To which she made no reply.
So I left, taking Maureen’s can opener and diary with me.
I spent the rest of the night back in the bedroom of my own apartment-the living room faintly redolent still of Maureen’s bowel movement-reading the diary, a dreary document, as it turned out, about as interesting on the subject of a woman’s life as “Dixie Dugan.” The sporadic entries rambled on without focus, or stopped abruptly in the midst of a sentence or a word, and the prose owed everything to the “Dear Diary” school, the pure expression of self-delusion and unknowingness. In one so cunning, how bizarre! But then writers are forever disappointing readers by being so “different” from their work, though not usually because the work fails to be as compelling as the person. I was mildly surprised-but only mildly-by the persistence with which Maureen had secretly nursed the idea of “a writing career,” or at least tantalized herself with it in her semiconscious way, throughout the years of our marriage. Entries began: “I won’t apologize this time for not writing for now I see that even V. Woolf let her journal go for months at a time.” And: “I must set down my strange experience in New Milford this morning which I’m sure would make a good story, if one could write it in just the right way.” And: “I realized today for the first time-how naive of me!-that if I were to write a story, or a novel, that was published, P. would have awful competitive feelings. Could I do that to him? No wonder I’m so reluctant to launch upon a writing career-it all has to do with sparing his ego.”

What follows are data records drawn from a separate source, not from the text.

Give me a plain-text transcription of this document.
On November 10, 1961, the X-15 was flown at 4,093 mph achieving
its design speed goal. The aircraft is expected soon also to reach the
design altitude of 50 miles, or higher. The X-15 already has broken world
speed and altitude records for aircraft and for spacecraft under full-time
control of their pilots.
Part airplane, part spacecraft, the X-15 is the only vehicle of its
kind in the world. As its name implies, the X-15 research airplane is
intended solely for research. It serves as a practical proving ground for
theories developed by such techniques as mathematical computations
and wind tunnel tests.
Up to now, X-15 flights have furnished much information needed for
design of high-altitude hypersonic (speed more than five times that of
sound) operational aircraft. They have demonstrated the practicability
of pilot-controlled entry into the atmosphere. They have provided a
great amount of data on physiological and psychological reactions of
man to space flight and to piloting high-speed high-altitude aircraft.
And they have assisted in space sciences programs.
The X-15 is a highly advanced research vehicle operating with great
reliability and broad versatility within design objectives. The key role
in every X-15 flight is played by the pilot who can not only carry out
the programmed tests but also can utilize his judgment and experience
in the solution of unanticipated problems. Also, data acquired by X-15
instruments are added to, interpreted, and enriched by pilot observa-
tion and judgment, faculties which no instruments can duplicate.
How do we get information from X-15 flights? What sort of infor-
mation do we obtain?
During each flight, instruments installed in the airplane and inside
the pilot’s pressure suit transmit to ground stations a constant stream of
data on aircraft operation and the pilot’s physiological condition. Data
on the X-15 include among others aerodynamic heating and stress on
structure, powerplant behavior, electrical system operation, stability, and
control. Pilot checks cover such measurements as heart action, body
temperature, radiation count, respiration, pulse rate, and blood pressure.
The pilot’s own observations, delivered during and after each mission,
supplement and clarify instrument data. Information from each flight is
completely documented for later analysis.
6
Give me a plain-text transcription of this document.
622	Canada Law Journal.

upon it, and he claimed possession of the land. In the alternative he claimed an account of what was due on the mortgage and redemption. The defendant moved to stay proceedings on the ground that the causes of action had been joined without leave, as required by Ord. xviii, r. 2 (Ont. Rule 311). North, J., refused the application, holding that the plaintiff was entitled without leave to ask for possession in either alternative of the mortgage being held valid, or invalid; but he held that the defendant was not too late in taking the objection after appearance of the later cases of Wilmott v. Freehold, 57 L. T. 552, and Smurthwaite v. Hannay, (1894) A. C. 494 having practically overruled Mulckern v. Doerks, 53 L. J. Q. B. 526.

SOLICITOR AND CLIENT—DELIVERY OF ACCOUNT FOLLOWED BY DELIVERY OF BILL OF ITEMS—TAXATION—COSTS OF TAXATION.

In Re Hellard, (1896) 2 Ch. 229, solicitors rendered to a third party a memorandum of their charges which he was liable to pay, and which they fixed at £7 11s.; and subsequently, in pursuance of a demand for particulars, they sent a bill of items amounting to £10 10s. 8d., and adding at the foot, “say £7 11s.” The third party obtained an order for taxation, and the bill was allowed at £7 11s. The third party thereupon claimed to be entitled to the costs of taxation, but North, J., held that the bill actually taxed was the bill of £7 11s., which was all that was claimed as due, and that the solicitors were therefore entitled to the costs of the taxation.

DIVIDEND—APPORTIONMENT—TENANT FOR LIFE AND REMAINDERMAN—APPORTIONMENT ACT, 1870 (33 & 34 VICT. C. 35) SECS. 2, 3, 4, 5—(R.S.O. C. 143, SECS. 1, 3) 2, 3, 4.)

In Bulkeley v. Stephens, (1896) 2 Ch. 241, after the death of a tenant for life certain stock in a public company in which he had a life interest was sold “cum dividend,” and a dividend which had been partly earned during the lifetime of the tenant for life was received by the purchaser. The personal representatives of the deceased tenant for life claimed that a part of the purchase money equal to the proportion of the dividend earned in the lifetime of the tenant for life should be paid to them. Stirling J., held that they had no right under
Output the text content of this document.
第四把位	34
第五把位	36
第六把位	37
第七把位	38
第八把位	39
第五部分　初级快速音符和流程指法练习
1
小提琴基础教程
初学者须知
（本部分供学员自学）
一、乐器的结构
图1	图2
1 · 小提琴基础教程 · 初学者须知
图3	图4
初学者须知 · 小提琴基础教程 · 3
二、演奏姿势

Along the way there were a dozen or so newspaper clippings stapled or Scotch-taped to the loose-leaf pages, most of them about me and my work, dating back to the publication of my novel in the first year of our marriage. Pasted neatly on one page there was an article clipped from the Times when Faulkner died, a reprint of his windy Nobel Prize speech. Maureen had underlined the final grandiose paragraph: “The poet’s voice need not merely be the record of man, it can be one of the props, the pillars to help him endure and prevail.” Beside it she had penciled a bit of marginalia to make the head swim: “P. and me?”